Imajinasi Kematian Sebagai Sumber penciptaan Seni Lukis

Oct 13, 2011 | Artikel, Berita

Kiriman: I Nyoman Suyadnya, Mahasiswa PS Seni Rupa Murni ISI Denpasar

   Kematian merupakan sebuah siklus yang terjadi pada setiap mahkluk di dunia ini, termasuk manusia. Kematian sesungguhnya adalah jembatan bagi manusia untuk lepas dari keterbatasan badan kasar (Stulasarira), kematian adalah juga pintu gerbang untuk memasuki alam halus (Sukmasarira), dan sesungguhnya ia adalah jalan yang akan dilalui oleh setiap mahluk hidup dalam proses evolusinya. Seperti seekor ulat yang kerap dipandang “menjijikkan” bermetamorfosis menjadi seekor kupu-kupu, demikian juga manusia berevolusi dari bentuk kasar ke bentuk-bentuk yang lebih halus.
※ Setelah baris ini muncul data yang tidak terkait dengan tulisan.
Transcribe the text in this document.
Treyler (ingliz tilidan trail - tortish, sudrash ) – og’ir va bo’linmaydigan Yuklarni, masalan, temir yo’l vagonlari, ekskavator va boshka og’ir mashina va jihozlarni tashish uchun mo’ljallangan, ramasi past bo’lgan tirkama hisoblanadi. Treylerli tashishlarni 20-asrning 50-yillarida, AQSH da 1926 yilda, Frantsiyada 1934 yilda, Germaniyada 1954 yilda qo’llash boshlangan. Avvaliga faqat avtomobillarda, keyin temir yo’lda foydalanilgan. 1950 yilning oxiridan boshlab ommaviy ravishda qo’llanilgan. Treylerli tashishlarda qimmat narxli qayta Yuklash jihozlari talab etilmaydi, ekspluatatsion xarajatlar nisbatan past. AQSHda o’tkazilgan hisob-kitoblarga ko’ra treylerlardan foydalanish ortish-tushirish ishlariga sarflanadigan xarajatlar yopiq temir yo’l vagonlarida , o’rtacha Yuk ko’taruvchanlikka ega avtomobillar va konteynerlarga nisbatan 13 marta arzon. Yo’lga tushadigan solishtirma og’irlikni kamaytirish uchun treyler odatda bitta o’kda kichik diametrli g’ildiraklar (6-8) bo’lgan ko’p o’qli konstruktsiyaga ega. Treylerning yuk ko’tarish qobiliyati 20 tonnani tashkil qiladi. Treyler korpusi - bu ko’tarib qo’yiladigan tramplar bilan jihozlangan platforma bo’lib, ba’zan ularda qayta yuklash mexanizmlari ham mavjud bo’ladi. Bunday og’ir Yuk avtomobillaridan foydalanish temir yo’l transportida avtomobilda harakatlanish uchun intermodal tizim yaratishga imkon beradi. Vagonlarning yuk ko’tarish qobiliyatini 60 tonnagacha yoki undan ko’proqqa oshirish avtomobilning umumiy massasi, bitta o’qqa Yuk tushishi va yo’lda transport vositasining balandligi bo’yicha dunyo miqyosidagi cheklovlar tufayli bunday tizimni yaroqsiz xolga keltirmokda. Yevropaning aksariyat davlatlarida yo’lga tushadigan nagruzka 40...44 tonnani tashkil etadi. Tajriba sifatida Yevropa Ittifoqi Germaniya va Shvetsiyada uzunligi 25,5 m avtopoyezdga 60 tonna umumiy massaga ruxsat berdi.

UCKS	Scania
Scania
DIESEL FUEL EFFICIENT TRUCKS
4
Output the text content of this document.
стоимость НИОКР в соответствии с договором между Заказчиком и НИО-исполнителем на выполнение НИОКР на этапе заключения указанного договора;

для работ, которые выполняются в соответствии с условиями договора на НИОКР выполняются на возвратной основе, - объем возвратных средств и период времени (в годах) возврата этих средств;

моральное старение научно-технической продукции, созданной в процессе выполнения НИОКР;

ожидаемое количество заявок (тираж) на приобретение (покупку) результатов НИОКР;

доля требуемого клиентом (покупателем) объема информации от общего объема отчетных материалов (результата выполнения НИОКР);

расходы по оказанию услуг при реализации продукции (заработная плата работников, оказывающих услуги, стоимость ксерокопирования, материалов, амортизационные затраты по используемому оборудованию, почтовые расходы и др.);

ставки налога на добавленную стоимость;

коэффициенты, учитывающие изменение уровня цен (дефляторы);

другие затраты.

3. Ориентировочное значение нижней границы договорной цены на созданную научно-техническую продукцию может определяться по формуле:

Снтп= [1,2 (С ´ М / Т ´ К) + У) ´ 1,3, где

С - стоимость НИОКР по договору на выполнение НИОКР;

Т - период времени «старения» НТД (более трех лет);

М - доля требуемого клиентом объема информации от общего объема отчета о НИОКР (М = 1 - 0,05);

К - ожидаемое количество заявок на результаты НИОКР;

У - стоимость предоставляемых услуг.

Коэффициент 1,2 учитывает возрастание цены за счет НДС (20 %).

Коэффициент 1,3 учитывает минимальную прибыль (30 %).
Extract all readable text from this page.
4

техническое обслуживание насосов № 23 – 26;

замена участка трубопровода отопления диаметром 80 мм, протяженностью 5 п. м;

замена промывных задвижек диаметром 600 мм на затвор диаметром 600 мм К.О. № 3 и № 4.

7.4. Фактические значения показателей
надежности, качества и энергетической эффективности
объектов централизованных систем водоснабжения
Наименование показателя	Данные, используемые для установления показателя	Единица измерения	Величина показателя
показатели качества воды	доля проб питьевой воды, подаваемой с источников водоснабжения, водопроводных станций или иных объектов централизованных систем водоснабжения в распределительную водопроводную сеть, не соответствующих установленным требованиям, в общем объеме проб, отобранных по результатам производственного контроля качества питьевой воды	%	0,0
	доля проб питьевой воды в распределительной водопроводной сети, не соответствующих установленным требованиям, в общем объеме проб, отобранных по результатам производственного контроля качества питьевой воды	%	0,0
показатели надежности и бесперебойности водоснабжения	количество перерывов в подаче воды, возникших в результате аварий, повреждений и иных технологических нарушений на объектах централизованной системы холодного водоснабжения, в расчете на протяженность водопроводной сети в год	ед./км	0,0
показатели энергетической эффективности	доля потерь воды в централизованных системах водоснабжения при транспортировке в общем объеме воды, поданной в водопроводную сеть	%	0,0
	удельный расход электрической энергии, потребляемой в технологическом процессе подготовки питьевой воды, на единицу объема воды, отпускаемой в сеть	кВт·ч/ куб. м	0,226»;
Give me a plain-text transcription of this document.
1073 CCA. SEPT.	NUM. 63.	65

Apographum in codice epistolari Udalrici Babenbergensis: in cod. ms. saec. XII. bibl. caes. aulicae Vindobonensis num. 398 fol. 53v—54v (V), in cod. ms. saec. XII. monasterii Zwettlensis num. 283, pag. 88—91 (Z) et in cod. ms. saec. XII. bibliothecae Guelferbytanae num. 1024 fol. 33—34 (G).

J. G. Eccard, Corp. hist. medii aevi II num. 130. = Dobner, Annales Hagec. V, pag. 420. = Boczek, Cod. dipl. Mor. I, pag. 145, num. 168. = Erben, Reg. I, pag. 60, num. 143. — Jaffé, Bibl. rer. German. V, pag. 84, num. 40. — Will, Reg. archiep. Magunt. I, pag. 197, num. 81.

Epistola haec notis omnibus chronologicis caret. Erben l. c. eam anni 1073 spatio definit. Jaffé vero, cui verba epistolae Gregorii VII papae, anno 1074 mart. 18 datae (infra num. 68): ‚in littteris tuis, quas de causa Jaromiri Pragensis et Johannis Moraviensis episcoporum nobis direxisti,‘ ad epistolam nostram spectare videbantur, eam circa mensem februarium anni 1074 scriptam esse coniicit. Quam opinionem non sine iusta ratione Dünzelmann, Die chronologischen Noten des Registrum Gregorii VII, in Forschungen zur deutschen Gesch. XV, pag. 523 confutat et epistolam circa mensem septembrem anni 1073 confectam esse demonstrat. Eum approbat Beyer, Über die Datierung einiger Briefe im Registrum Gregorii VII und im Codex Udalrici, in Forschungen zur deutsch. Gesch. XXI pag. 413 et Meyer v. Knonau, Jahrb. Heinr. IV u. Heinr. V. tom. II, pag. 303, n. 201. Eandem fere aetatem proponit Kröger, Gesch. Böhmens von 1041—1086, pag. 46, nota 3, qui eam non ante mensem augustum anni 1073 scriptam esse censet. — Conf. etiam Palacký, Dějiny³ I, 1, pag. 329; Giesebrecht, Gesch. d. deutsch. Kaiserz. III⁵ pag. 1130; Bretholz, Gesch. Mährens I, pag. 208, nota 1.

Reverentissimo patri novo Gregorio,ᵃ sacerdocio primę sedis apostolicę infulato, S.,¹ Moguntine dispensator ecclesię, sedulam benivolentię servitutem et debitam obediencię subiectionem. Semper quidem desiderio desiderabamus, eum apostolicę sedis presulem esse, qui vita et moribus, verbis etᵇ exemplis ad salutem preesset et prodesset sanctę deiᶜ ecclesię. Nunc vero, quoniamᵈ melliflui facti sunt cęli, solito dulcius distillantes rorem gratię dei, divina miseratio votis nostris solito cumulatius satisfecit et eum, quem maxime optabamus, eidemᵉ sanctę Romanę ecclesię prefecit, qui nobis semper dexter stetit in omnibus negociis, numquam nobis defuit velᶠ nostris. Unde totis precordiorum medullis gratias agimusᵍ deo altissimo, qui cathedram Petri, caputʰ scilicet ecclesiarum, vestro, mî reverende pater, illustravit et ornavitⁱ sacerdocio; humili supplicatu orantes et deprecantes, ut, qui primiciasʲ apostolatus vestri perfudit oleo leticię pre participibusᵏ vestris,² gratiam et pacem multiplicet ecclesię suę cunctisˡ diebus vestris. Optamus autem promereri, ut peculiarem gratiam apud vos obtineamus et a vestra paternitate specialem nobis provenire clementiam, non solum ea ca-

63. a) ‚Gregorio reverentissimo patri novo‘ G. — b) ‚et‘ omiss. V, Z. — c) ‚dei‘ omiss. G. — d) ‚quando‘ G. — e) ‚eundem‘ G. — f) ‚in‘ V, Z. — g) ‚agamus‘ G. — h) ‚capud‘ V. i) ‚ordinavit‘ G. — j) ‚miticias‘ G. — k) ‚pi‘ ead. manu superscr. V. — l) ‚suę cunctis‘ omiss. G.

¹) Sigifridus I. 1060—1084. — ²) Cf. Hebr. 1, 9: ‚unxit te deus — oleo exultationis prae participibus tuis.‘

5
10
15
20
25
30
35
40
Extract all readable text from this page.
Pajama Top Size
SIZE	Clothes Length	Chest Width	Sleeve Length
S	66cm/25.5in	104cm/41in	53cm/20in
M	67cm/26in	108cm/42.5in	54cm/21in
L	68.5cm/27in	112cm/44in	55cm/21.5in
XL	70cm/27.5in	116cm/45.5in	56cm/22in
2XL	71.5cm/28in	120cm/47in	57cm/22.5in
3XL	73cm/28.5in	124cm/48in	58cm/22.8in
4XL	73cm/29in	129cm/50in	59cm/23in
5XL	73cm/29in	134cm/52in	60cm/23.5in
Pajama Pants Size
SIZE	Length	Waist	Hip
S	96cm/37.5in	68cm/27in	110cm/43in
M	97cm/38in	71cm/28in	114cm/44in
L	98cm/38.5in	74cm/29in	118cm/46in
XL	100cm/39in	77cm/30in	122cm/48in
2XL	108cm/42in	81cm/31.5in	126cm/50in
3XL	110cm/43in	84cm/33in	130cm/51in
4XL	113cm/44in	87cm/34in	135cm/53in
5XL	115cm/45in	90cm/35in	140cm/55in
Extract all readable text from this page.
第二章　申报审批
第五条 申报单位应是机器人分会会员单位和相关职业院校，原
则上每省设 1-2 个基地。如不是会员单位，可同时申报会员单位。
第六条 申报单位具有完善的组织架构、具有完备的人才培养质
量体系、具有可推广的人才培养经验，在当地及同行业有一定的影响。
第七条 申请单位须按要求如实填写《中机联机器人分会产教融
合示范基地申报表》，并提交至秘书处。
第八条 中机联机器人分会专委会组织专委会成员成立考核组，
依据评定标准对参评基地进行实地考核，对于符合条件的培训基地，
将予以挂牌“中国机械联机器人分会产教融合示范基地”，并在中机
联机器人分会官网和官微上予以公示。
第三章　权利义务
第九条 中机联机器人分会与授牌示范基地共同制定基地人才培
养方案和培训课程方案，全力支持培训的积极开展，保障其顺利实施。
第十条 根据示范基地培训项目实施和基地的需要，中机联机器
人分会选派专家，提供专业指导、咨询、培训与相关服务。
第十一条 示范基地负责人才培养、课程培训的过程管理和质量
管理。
          Kematian menjadi menakutkan karena kerap kali kematian itu diawali oleh “kesengsaraan” seperti misalnya sakit yang berkepanjangan dan hari tua yang secara perlahan mengurangi kinerja tubuh dan organ-organnya. Dilain pihak kematian juga terjadi lantaran kecelakaan, penganiayaan, pembunuhan, dan lain sebagainya. Sakit dan hari tua adalah sebuah proses yang secara kasat mata dianggap sebagai suatu bentuk kesengsaraan, sedangkan kecelakaan, penganiayaan, pembunuhan dan kematian yang tidak wajar lainnya dianggap sebagai kemalangan.  Kali ini diperlukan pemikiran terbalik, bahwa kesengsaraan tadi adalah kesengsaraan fisik belaka. Melalui kesengsaraan dan kemalangan tersebut, roh sesungguhnya tercerahi, melalui sakit manusia mampu berfikir bahwa kematian adalah solusi terbaik, sedangkan melalui kemalangan, roh menyadari bahwa itu adalah pembayaran dari karma masa lalunya. Roh yang tercerahi memasuki alam kematian dengan mantap, sedangkan roh yang tidak tercerahi berusaha untuk menghindar dari gerbang akherat (Aryana, 2008:2-4).

          Sejak manusia meninggal dunia sejak itu pula Atma atau Roh, dan kekuatan Panca Maha Bhutanya meninggalkan tubuh maka tubuh tersebut mulai disebut Jazad, serta Panca Maha Bhutanya di dalam Puja Pitra disebut dengan Pitra. Menurut keyakinan dan kepercayaan dari ajaran Agama Hindu yang berlandaskan ajaran “Panca Yadnya”, umat Hindu khususnya di Bali melaksanakan Upacara Pitra Yadnya, mempereteka orang yang telah meninggal, sebagai proses pengembalian Panca Maha Bhuta kepada sumbernya (Sudarsana,2003:10,20).

          Umumnya dalam masyarakat Bali, badan kasar (Stulasarira) si meninggal terlebih dulu akan di tanam di kuburan, selanjutnya setelah cukup waktu barulah dilakukan pengangkatan jenazah untuk dikremasi (aben). Proses penguburan bisa saja ditiadakan, yakni jenazah boleh langsung dikremasi dengan prosesi yang lumrahnya di sebut dengan upacara ngaben.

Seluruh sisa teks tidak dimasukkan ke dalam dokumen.